Dusting off the rusty super powers

Today’s blog post is brought to you by my dear friends Lynn Miller and Catherine Higgins.

No, they’re not paying for advertising.  They just had the proper incantation to get me writing again.

I haven’t been writing.  (Did you notice?)  Haven’t done a blog post in weeks.  Haven’t worked on the YA novel that is really, for all intents and purposes, finished, just needs some typos corrected and it can go to print.  Haven’t started that memoir I intended to write this summer, the one about my six years on the mountain.  Haven’t even done much journaling, despite having a good deal to write about after my recent trip to Missouri.

Why?

Not that it matters, really, and I take a great risk in being entirely honest here, but….  I’ve just been sad.  That’s it.  Just sad.  Just… unable to cast off a shadow that’s been following me around since February.  Some things happened back then… then some more things.  Then the Boston Marathon bombings.  Then some things in May and June related to my day job and my other job (this one) and people who are unkind, ungracious, uncouth, unscrupulous.  Next thing you know, I’m going to bed and waking up angry every day.  Not a good thing for a depressive personality.

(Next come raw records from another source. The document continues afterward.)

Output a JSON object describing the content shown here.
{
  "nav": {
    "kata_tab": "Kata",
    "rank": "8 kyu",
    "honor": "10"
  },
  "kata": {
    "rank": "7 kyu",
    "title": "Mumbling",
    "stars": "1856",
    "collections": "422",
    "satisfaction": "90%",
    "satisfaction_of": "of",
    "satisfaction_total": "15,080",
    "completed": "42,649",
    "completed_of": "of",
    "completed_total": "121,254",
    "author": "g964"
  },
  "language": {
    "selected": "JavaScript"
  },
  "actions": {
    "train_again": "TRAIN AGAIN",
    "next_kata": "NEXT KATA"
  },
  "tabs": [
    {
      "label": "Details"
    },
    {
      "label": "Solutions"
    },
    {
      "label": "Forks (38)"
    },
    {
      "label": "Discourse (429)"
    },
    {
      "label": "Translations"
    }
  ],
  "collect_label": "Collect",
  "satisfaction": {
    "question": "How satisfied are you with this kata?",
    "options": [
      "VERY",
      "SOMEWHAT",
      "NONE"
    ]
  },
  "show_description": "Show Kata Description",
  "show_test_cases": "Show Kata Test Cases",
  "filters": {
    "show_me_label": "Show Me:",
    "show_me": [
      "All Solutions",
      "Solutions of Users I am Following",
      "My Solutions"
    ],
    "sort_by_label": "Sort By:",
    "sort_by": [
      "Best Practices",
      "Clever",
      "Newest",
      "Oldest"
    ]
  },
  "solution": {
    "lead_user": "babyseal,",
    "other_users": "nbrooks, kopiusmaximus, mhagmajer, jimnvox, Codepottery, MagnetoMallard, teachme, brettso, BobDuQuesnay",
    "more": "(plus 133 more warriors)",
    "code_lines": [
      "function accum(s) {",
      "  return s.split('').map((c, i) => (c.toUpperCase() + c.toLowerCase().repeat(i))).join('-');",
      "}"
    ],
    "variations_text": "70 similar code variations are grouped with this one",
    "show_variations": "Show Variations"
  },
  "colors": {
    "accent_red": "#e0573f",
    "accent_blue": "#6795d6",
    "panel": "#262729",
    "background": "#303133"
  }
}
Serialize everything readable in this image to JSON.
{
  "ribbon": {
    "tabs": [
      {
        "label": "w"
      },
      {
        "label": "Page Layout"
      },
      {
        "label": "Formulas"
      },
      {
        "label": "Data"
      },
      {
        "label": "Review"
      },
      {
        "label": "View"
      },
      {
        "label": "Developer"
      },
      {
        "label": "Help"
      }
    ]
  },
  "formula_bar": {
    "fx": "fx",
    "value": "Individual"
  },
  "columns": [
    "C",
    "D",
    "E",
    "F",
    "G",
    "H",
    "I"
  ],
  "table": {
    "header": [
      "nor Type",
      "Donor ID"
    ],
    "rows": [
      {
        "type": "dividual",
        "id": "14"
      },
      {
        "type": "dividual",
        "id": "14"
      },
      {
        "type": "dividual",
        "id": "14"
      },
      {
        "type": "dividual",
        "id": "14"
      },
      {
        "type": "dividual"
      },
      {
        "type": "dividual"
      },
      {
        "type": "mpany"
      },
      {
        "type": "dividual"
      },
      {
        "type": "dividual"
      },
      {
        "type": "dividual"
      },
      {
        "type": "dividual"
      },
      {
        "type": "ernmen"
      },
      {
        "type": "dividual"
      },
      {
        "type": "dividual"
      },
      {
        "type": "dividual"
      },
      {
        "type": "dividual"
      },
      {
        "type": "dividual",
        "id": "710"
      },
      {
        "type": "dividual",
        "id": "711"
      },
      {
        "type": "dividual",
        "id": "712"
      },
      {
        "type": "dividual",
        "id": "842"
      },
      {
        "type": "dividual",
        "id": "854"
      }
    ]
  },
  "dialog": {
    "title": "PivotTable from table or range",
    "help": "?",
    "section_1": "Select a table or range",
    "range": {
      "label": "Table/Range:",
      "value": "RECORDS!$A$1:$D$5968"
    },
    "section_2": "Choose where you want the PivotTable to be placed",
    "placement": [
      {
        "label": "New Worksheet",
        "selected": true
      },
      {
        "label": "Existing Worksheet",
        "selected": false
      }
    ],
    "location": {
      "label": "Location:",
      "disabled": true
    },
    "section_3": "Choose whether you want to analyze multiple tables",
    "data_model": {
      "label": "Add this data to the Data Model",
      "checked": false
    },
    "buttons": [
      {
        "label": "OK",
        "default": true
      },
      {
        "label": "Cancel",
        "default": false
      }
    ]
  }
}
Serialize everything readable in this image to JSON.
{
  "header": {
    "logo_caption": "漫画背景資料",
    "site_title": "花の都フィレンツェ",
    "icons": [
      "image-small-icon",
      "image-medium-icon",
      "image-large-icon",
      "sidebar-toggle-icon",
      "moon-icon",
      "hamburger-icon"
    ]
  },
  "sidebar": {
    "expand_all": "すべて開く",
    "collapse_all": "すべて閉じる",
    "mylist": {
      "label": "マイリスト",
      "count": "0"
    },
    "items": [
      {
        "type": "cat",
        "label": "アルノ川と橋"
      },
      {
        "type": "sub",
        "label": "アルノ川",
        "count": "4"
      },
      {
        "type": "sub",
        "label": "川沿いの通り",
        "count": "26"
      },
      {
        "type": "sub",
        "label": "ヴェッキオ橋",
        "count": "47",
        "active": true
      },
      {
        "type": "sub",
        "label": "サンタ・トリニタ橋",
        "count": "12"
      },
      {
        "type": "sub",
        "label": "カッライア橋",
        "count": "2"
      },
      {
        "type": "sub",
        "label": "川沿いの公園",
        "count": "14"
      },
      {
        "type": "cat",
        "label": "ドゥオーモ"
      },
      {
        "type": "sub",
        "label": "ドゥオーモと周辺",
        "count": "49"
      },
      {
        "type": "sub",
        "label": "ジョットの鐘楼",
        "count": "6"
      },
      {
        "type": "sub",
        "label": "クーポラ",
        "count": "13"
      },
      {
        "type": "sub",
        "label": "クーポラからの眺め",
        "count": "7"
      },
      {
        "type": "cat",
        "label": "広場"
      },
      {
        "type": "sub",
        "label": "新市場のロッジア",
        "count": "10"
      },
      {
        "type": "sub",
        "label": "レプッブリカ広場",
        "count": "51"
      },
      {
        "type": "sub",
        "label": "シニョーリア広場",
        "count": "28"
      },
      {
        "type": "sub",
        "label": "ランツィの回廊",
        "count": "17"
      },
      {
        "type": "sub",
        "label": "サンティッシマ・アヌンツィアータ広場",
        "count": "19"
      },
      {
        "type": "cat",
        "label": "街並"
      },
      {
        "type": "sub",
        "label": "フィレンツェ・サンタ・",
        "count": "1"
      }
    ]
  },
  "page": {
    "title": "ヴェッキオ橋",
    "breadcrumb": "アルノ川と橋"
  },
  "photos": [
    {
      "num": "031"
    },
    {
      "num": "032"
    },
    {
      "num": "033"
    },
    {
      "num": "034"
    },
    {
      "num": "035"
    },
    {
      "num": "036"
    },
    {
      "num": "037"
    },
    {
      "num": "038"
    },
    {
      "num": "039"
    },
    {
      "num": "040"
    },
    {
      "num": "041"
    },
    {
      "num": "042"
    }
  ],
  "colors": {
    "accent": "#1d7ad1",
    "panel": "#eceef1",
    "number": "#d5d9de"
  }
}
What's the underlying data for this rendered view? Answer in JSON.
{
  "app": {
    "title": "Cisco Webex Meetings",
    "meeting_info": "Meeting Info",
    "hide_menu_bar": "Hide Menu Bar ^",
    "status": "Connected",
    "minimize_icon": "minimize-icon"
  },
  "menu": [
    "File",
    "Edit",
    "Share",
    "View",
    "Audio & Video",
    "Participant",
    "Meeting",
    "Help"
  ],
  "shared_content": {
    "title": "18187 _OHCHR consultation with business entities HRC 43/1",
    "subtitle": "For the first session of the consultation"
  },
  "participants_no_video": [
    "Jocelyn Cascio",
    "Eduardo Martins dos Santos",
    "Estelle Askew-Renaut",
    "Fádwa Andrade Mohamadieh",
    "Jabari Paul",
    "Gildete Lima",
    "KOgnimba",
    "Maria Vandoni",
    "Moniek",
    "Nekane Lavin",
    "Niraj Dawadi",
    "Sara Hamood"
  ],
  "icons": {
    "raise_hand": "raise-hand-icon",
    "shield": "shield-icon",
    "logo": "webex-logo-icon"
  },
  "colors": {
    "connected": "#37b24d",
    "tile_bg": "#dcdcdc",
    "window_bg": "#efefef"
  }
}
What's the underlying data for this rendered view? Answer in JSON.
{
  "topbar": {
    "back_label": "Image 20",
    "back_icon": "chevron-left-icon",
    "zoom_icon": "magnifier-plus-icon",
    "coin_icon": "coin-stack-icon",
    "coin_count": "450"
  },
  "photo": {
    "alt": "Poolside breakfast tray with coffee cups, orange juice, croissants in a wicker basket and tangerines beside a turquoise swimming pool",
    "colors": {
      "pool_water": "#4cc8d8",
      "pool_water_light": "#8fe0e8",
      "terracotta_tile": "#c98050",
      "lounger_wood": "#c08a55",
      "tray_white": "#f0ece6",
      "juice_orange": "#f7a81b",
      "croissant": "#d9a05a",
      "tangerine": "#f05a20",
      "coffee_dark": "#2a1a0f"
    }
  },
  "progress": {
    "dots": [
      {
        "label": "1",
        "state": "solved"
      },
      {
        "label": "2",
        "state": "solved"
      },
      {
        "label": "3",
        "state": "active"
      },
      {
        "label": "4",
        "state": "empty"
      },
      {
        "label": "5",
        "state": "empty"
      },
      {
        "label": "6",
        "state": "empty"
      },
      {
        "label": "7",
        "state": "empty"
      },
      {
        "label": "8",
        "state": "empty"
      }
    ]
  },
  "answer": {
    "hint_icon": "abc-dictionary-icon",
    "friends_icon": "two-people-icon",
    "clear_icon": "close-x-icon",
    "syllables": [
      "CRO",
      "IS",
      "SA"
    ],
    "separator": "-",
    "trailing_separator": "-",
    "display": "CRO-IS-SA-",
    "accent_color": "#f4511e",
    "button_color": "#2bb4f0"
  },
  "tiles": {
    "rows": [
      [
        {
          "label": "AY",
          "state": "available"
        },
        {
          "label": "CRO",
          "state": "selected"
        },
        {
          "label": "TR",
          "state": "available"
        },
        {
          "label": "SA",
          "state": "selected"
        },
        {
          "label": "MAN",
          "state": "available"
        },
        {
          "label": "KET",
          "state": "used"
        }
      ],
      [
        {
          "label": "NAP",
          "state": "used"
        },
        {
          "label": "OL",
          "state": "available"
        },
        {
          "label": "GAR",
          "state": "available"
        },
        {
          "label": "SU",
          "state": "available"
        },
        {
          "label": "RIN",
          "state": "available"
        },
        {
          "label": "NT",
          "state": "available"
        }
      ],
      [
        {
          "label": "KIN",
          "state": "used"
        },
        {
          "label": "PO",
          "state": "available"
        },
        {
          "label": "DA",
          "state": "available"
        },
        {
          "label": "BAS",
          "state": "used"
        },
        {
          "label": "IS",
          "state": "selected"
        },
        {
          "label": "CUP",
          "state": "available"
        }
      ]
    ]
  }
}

A few things have happened to bring some sunshine into my life.  I spent a week in Missouri with my dearest friends in the world.  I celebrated my birthday and my daughter’s (same day) with the people I love most in the world, and My Daughter the Poet wrote me a fabulous love-drenched poem for my birthday.  To top that all off, I saw some friends yesterday I hadn’t seen in quite a while—and they asked, “What are you writing?” in such a way that made me believe they really did want to read something I’d written.  

That’s all I need, you see—just an audience.  It’s when I begin to ask myself, What’s the point? and I begin to doubt that anyone really ever reads my work that I start to think… it might be easier just to sit in front of the TV or Facebook for hours, using those ever-present opiates to numb the sadness for a while.  But Lynn and Catherine asked.  And I had to be honest and say my sadness was the culprit… which made me realize how defeated I’d become… which made me angry—in the right way.  

So there, take that, Sadness!  I have buckled on my Super Sadness Deflector Shield.  I have drawn forth my Sword of Dynamic Power (also known as The Pen).  I have danced my eager fingertips across the Almighty Symbols used to combat sadness and create peace and harmony.  I have produced a document.  I HAVE HEREBY BEEN A VICTOR, NOT A VICTIM.


OK, sorry for the shouting.  Got a bit carried away there.  Thanks for reading my words. I’m going to saunter off and do a small victory dance… then get to work on that YA novel.